Dua Nama Sudah Ambil Formulir, Kosgoro 1957 Siapkan Mubes Penentu Arah di Jakarta

Dua nama sudah lebih dulu masuk dalam bursa calon Ketua Umum PPK Kosgoro 1957 untuk periode 2026-2031. Wakil Ketua DPR RI Sari Yuliati dan La Ode Safiul Akbar sama-sama mengambil formulir pencalonan, sementara panitia masih menunggu pengembaliannya hingga batas akhir 5 Juni 2026 pukul 12.00 WIB.

Peta persaingan itu muncul tepat saat Kosgoro 1957 bersiap menggelar Musyawarah Besar ke-V di Jakarta. Forum tiga hari ini dipusatkan di Hotel Merlynn Park, Gambir, Jakarta Pusat, pada 5-7 Juni 2026, dengan tema “Mengabdi Untuk Negeri”.

Menjelang forum berlangsung, panitia menaruh perhatian besar pada ketertiban jalannya agenda. Ketua Penyelenggara Mubes V Kosgoro 1957, Pahlevi Pengerang, menegaskan bahwa mubes harus berjalan tertib dan guyub agar seluruh peserta merasa menjadi bagian dari suasana yang sama.

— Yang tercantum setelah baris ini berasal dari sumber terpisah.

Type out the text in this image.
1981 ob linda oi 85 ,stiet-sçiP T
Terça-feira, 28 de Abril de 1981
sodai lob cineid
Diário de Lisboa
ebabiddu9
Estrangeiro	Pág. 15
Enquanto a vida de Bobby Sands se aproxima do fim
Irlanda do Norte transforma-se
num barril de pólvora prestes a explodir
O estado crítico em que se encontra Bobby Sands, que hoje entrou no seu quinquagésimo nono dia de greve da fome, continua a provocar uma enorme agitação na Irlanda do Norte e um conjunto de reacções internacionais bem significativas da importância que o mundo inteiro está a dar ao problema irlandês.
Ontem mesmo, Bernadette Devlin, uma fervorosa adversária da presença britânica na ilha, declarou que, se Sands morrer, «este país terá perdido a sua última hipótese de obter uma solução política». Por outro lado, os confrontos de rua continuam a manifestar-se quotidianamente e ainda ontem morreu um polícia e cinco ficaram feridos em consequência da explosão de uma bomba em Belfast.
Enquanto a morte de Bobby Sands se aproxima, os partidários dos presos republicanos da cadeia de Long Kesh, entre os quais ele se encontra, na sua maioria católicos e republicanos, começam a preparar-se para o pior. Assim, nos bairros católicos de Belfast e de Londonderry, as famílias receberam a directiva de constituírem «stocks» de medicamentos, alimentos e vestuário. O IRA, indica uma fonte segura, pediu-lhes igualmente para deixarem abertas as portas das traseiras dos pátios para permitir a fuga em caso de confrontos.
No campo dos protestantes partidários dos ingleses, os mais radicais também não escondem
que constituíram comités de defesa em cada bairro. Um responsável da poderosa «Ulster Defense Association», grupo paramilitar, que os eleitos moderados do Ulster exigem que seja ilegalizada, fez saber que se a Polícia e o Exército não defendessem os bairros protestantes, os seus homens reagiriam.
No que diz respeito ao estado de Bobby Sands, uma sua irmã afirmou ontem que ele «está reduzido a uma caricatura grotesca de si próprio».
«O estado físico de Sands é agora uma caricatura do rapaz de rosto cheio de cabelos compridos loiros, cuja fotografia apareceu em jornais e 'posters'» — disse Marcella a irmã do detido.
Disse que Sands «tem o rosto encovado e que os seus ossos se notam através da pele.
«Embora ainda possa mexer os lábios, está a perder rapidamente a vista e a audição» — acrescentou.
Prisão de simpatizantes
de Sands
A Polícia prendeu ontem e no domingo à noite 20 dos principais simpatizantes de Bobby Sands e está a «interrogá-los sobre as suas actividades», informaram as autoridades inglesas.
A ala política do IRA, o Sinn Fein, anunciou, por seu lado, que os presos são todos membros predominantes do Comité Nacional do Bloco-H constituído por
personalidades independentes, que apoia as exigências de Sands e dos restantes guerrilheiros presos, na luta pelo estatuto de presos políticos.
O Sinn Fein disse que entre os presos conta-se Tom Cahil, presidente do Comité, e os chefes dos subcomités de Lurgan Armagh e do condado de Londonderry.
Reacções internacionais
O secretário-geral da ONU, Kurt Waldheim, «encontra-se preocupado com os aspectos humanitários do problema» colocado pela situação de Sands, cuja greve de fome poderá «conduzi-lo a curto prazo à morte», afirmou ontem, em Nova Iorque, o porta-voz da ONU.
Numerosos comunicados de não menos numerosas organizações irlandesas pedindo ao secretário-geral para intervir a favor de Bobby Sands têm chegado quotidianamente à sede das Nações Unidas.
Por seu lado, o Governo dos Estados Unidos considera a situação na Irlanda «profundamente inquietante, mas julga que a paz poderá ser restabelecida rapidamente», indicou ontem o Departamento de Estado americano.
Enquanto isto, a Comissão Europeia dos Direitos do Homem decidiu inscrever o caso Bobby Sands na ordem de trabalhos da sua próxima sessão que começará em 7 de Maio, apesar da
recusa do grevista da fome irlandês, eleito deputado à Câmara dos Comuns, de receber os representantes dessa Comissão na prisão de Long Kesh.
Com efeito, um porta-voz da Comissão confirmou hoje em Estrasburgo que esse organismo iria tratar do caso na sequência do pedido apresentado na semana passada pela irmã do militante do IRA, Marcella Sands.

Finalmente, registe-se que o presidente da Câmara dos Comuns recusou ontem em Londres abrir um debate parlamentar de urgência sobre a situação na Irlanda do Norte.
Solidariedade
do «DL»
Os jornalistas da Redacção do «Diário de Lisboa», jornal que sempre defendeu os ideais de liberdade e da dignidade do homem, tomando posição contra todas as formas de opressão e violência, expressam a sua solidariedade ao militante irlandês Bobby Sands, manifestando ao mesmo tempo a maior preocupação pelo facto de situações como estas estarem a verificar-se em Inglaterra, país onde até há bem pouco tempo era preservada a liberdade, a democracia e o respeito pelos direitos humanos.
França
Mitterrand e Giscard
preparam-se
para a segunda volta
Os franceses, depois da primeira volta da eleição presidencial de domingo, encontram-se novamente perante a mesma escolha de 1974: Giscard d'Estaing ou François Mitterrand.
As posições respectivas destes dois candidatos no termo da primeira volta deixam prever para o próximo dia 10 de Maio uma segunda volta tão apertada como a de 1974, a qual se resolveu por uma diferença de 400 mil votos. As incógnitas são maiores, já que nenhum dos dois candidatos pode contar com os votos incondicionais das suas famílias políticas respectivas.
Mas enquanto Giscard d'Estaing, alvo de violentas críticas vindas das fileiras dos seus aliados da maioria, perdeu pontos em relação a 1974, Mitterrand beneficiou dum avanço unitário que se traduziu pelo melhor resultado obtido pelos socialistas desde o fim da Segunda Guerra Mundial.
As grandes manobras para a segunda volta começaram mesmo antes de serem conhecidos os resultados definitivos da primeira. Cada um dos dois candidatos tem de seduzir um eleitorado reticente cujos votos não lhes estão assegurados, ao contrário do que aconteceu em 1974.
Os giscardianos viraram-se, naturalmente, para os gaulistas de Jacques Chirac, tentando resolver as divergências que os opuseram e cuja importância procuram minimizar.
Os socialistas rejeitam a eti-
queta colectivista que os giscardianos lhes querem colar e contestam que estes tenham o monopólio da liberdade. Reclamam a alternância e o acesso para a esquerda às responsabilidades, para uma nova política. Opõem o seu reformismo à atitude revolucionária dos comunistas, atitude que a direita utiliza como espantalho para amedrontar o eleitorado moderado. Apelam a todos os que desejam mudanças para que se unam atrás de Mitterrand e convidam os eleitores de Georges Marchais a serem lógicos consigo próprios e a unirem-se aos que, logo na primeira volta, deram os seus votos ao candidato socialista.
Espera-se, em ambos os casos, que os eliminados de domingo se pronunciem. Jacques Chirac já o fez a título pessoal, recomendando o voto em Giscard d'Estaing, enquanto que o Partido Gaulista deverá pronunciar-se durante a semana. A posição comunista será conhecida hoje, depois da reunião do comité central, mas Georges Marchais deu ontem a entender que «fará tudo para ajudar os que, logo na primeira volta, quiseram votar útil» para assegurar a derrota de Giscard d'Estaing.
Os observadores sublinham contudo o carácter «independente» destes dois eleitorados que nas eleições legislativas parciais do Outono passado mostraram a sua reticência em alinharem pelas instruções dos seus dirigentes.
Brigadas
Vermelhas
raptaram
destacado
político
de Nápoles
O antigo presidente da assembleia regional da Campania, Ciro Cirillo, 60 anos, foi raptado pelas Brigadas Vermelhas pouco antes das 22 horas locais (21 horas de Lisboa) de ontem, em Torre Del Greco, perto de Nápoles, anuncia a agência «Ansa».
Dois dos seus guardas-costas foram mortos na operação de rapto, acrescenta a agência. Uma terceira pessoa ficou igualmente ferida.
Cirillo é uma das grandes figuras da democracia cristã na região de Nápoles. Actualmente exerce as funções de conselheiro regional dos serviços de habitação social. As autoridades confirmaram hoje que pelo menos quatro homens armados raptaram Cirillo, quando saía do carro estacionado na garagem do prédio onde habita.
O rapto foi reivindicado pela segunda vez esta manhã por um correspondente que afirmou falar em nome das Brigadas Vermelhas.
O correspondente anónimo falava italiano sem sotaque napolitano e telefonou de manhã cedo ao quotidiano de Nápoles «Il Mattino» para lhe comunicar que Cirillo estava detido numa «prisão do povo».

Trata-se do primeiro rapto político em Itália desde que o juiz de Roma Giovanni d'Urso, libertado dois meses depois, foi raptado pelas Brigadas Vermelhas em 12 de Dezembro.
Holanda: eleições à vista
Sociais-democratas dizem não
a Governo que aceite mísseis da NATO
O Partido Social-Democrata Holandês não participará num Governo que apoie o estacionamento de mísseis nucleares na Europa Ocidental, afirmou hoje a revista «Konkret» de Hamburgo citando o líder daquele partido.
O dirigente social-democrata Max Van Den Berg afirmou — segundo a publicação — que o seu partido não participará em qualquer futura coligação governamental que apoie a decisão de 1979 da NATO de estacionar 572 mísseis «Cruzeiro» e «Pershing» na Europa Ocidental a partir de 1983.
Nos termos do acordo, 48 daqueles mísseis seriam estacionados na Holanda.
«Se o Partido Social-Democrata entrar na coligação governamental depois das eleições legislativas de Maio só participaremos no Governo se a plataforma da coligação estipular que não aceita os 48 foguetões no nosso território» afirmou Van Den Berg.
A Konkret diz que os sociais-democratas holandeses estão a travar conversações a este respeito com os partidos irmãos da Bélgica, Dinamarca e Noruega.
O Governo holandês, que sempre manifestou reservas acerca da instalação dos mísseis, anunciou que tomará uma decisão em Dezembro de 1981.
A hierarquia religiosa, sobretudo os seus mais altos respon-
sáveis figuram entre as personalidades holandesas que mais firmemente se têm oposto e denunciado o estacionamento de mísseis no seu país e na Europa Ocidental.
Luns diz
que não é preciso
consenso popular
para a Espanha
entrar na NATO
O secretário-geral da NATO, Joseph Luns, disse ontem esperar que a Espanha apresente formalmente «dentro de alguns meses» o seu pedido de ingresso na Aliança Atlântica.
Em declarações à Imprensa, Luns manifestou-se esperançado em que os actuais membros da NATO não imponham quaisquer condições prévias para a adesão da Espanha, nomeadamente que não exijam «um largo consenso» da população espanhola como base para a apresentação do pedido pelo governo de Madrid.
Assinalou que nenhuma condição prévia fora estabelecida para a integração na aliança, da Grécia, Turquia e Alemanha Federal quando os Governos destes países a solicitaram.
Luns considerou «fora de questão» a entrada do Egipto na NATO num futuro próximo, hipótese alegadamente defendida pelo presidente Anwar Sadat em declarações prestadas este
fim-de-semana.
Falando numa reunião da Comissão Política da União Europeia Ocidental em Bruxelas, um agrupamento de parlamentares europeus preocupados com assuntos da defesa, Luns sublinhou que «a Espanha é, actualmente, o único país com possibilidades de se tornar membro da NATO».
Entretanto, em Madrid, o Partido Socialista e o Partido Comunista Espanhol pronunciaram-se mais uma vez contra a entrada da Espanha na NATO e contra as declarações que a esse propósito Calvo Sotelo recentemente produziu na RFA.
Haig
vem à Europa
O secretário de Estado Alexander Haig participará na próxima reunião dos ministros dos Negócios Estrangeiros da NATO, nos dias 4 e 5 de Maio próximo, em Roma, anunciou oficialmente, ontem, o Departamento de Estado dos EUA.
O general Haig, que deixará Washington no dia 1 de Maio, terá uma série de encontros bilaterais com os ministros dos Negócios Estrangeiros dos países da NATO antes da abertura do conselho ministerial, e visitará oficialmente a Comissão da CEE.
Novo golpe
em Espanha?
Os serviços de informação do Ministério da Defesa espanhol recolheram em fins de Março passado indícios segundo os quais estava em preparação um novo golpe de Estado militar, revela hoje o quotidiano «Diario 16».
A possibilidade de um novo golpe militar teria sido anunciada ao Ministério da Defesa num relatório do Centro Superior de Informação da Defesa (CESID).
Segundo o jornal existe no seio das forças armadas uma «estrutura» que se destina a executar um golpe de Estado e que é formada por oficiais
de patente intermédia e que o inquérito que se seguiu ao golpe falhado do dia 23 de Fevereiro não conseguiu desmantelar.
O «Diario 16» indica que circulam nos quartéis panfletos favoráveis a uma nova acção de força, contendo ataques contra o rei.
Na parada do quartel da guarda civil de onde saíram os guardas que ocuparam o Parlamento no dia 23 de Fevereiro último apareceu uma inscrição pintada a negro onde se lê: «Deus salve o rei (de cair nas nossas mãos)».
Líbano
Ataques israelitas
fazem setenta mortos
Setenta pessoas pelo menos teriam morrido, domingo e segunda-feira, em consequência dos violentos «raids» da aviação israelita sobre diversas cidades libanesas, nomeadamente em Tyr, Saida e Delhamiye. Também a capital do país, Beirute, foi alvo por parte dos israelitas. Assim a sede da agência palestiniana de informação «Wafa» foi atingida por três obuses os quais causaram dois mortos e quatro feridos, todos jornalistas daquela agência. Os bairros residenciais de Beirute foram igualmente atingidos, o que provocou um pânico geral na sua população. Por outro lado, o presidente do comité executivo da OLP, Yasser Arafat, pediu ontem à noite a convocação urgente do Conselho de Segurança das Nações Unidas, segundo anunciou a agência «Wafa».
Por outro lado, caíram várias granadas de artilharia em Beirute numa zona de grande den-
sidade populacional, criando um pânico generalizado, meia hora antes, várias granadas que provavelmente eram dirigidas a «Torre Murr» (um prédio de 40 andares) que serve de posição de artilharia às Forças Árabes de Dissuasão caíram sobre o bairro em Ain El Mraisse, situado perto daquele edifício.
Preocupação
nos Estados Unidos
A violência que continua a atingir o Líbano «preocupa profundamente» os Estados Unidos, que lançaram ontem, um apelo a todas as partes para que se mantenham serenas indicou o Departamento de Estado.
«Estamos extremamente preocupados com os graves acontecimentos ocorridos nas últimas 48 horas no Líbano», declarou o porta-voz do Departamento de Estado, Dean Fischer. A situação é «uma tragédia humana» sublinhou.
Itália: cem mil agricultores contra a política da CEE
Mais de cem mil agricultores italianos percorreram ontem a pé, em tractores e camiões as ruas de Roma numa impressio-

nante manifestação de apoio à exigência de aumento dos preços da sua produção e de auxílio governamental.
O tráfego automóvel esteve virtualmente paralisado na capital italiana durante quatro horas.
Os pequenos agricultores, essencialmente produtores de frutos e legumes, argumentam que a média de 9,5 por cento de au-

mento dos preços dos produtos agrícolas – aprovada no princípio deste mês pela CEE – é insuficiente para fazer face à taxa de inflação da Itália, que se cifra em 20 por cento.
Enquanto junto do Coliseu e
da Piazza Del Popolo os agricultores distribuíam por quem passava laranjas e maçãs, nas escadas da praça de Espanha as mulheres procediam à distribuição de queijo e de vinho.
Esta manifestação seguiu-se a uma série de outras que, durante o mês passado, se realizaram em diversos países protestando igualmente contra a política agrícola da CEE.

Menurut Pahlevi, mubes bukan sekadar agenda rutin organisasi. Forum ini juga diposisikan sebagai ruang konsolidasi untuk memperkuat kebersamaan kader dan menjaga soliditas organisasi.

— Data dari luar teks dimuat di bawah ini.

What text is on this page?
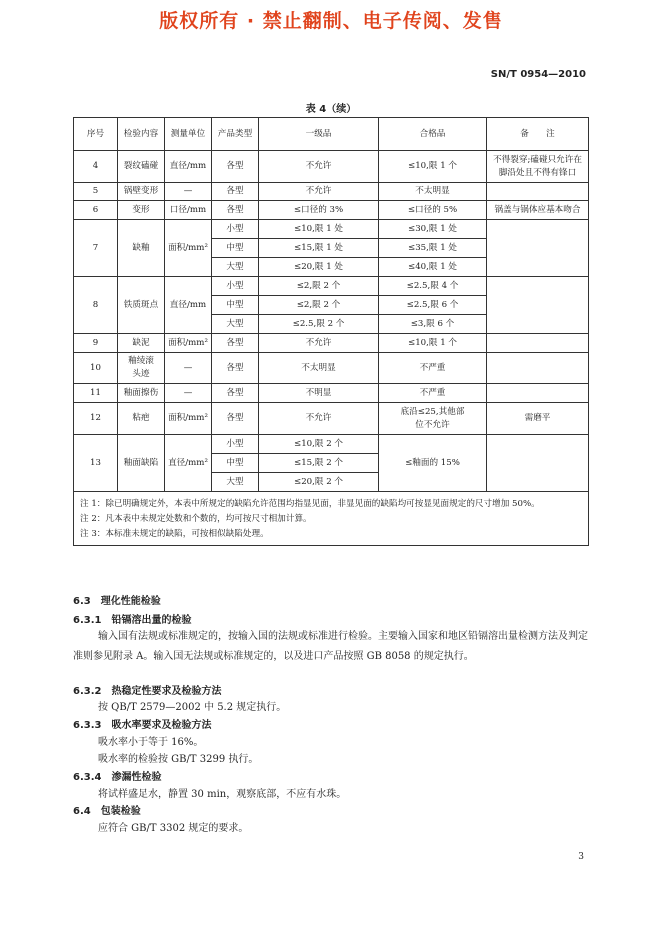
版权所有 · 禁止翻制、电子传阅、发售
SN/T 0954—2010
表 4（续）
序号	检验内容	测量单位	产品类型	一级品	合格品	备　　注
4	裂纹磕碰	直径/mm	各型	不允许	≤10,限 1 个	不得裂穿;磕碰只允许在脚沿处且不得有锋口
5	锅壁变形	—	各型	不允许	不太明显	
6	变形	口径/mm	各型	≤口径的 3%	≤口径的 5%	锅盖与锅体应基本吻合
7	缺釉	面积/mm²	小型	≤10,限 1 处	≤30,限 1 处	
			中型	≤15,限 1 处	≤35,限 1 处	
			大型	≤20,限 1 处	≤40,限 1 处	
8	铁质斑点	直径/mm	小型	≤2,限 2 个	≤2.5,限 4 个	
			中型	≤2,限 2 个	≤2.5,限 6 个	
			大型	≤2.5,限 2 个	≤3,限 6 个	
9	缺泥	面积/mm²	各型	不允许	≤10,限 1 个	
10	釉绫滚头迹	—	各型	不太明显	不严重	
11	釉面擦伤	—	各型	不明显	不严重	
12	粘疤	面积/mm²	各型	不允许	底沿≤25,其他部位不允许	需磨平
13	釉面缺陷	直径/mm²	小型	≤10,限 2 个	≤釉面的 15%	
			中型	≤15,限 2 个		
			大型	≤20,限 2 个		

注 1：除已明确规定外，本表中所规定的缺陷允许范围均指显见面，非显见面的缺陷均可按显见面规定的尺寸增加 50%。
注 2：凡本表中未规定处数和个数的，均可按尺寸相加计算。
注 3：本标准未规定的缺陷，可按相似缺陷处理。						
6.3 理化性能检验
6.3.1 铅镉溶出量的检验
输入国有法规或标准规定的，按输入国的法规或标准进行检验。主要输入国家和地区铅镉溶出量检测方法及判定准则参见附录 A。输入国无法规或标准规定的，以及进口产品按照 GB 8058 的规定执行。
6.3.2 热稳定性要求及检验方法
按 QB/T 2579—2002 中 5.2 规定执行。
6.3.3 吸水率要求及检验方法
吸水率小于等于 16%。
吸水率的检验按 GB/T 3299 执行。
6.3.4 渗漏性检验
将试样盛足水，静置 30 min，观察底部，不应有水珠。
6.4 包装检验
应符合 GB/T 3302 规定的要求。
3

Registrasi dibuka lebih dulu

Sebelum pembukaan resmi, peserta diminta melakukan registrasi di lokasi yang sama pada Jumat, 5 Juni 2026, pukul 12.00 hingga 16.00 WIB. Panitia mewajibkan peserta membawa undangan dari PPK Kosgoro 1957 sebagai syarat administrasi.

Pahlevi menekankan bahwa alur seperti ini disiapkan agar seluruh rangkaian berjalan tertib sejak awal. Ia juga berharap suasana kekeluargaan tetap terjaga selama forum berlangsung.

Pembukaan dihadiri sejumlah unsur

Pembukaan Mubes V dijadwalkan berlangsung pada Jumat malam, 5 Juni 2026, pukul 19.30 WIB. Ketua Umum DPP Partai Golkar, Bahlil Lahadalia, rencananya hadir dalam acara tersebut.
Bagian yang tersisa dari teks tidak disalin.